United Nations Secretary-General Antonio Guterres said that Hamas “attacks cannot justify the collective punishment of the Palestinian people”. However, this was soon after the hospital was hit by certain parts of a missile launched by Palestinian Islamic Jihad, and Guterres statement was no doubt influenced by a too hasty and unfair conclusion that Israel would do such a thing.
From the Chinese Foreign Minister to an Arab opinion writer in anti-Zionist Haaretz to government members in Australia and New Zealand to Doctors Without Borders, the allegations of collective punishment increase daily. What is collective punishment?
According to Oxford Public International Law, collective punishment is a form of sanction imposed on persons or a group of persons in response to a crime committed by one of them or a member of the group. As noted by the International Committee of the Red Cross (ICRC), the concept of collective punishment does not refer to sanctions imposed pursuant to the application of penal law characterized by respect for due process, but rather to ‘penalties of any kind inflicted on persons or entire groups of persons, in defiance of the most elementary principles of humanity.
But what if most people in a nation have accepted genocidal aims? What if the Gazans are the new Nazis, totally obsessed with murdering every Jew and taking all of Israel? What if all Gazans support a party, Hamas, which has a charter pledging to kill all the Jews. It seems to me that collective punishment is not applicable to a society where all or substantially all accept the murder and genocide promoted in that society and in its Charter.

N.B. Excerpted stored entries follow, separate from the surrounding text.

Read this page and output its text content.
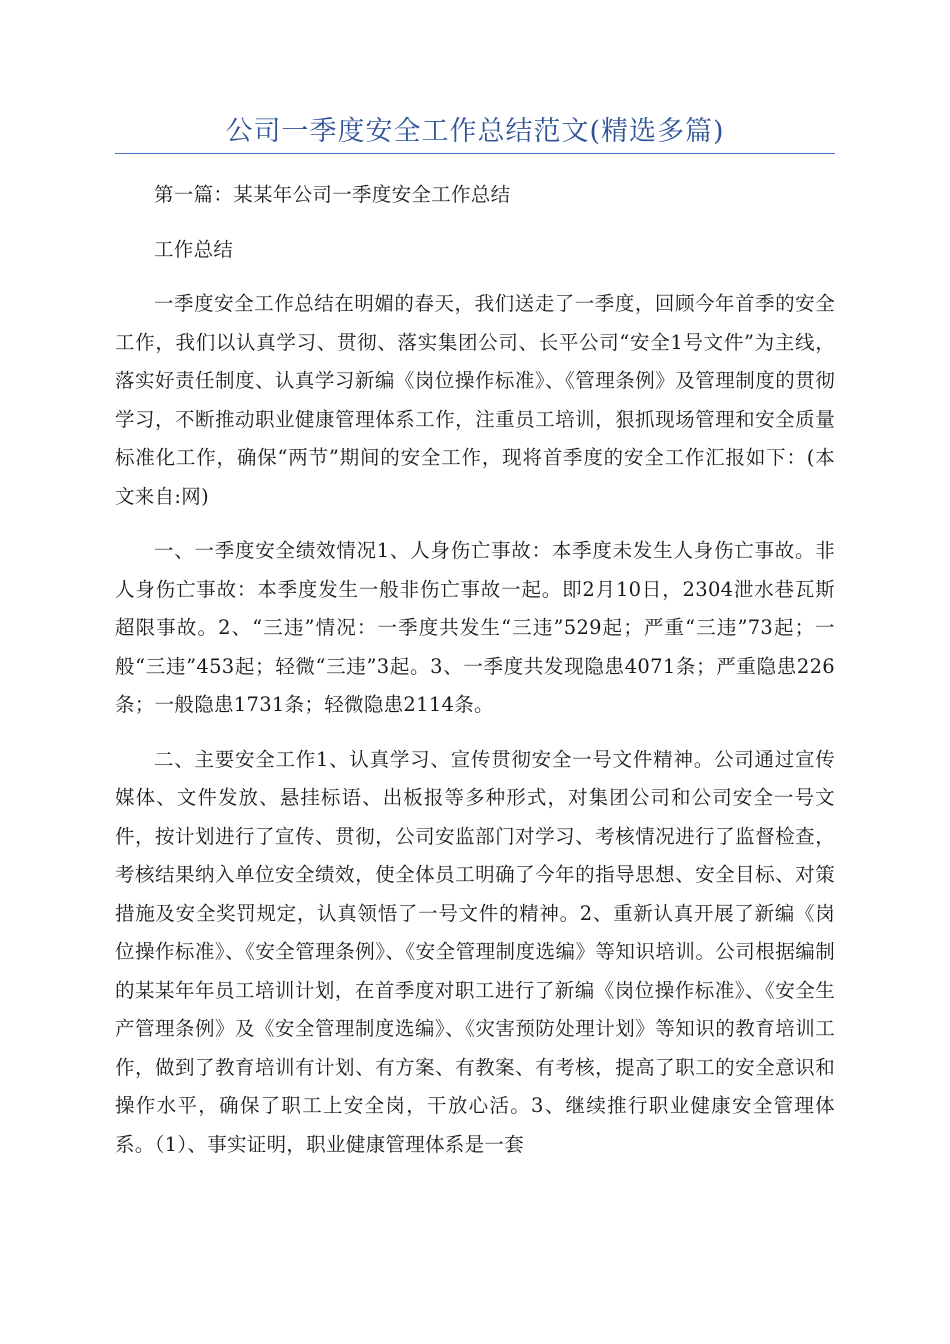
公司一季度安全工作总结范文(精选多篇)

第一篇：某某年公司一季度安全工作总结

工作总结

一季度安全工作总结在明媚的春天，我们送走了一季度，回顾今年首季的安全工作，我们以认真学习、贯彻、落实集团公司、长平公司“安全1号文件”为主线，落实好责任制度、认真学习新编《岗位操作标准》、《管理条例》及管理制度的贯彻学习，不断推动职业健康管理体系工作，注重员工培训，狠抓现场管理和安全质量标准化工作，确保“两节”期间的安全工作，现将首季度的安全工作汇报如下：(本文来自:网)

一、一季度安全绩效情况1、人身伤亡事故：本季度未发生人身伤亡事故。非人身伤亡事故：本季度发生一般非伤亡事故一起。即2月10日，2304泄水巷瓦斯超限事故。2、“三违”情况：一季度共发生“三违”529起；严重“三违”73起；一般“三违”453起；轻微“三违”3起。3、一季度共发现隐患4071条；严重隐患226条；一般隐患1731条；轻微隐患2114条。

二、主要安全工作1、认真学习、宣传贯彻安全一号文件精神。公司通过宣传媒体、文件发放、悬挂标语、出板报等多种形式，对集团公司和公司安全一号文件，按计划进行了宣传、贯彻，公司安监部门对学习、考核情况进行了监督检查，考核结果纳入单位安全绩效，使全体员工明确了今年的指导思想、安全目标、对策措施及安全奖罚规定，认真领悟了一号文件的精神。2、重新认真开展了新编《岗位操作标准》、《安全管理条例》、《安全管理制度选编》等知识培训。公司根据编制的某某年年员工培训计划，在首季度对职工进行了新编《岗位操作标准》、《安全生产管理条例》及《安全管理制度选编》、《灾害预防处理计划》等知识的教育培训工作，做到了教育培训有计划、有方案、有教案、有考核，提高了职工的安全意识和操作水平，确保了职工上安全岗，干放心活。3、继续推行职业健康安全管理体系。（1）、事实证明，职业健康管理体系是一套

Alan Dershowitz, the famous law professor, has written about the international law of proportionality, which is somewhat related and very often misunderstood:
"In the weeks to come, Israeli strikes will accidentally kill civilians in Gaza, because Hamas deliberately uses Palestinian children, women, the elderly and disabled as human shields. Some are willing shields; others are pressured or forced to risk their lives to protect Hamas killers. The international law of "proportionality" allows Israel to destroy important military targets — such as Hamas leaders or rocket launchers — even though they know that a certain number of civilians may be killed or injured. The only requirement is that the military value of the target be proportional to the number of anticipated collateral deaths and injuries among civilians. The rule of "proportionality" does not mean that Israel is permitted to kill the same number of civilians as those killed by Hamas. The rule of proportionality also depends on how "civilian" these "civilians" actually are. Israel legally has more leeway in endangering the lives of civilians who volunteer to be shields, or who are in other ways complicit with Hamas, than they would be with regard to young children or others who are completely innocent."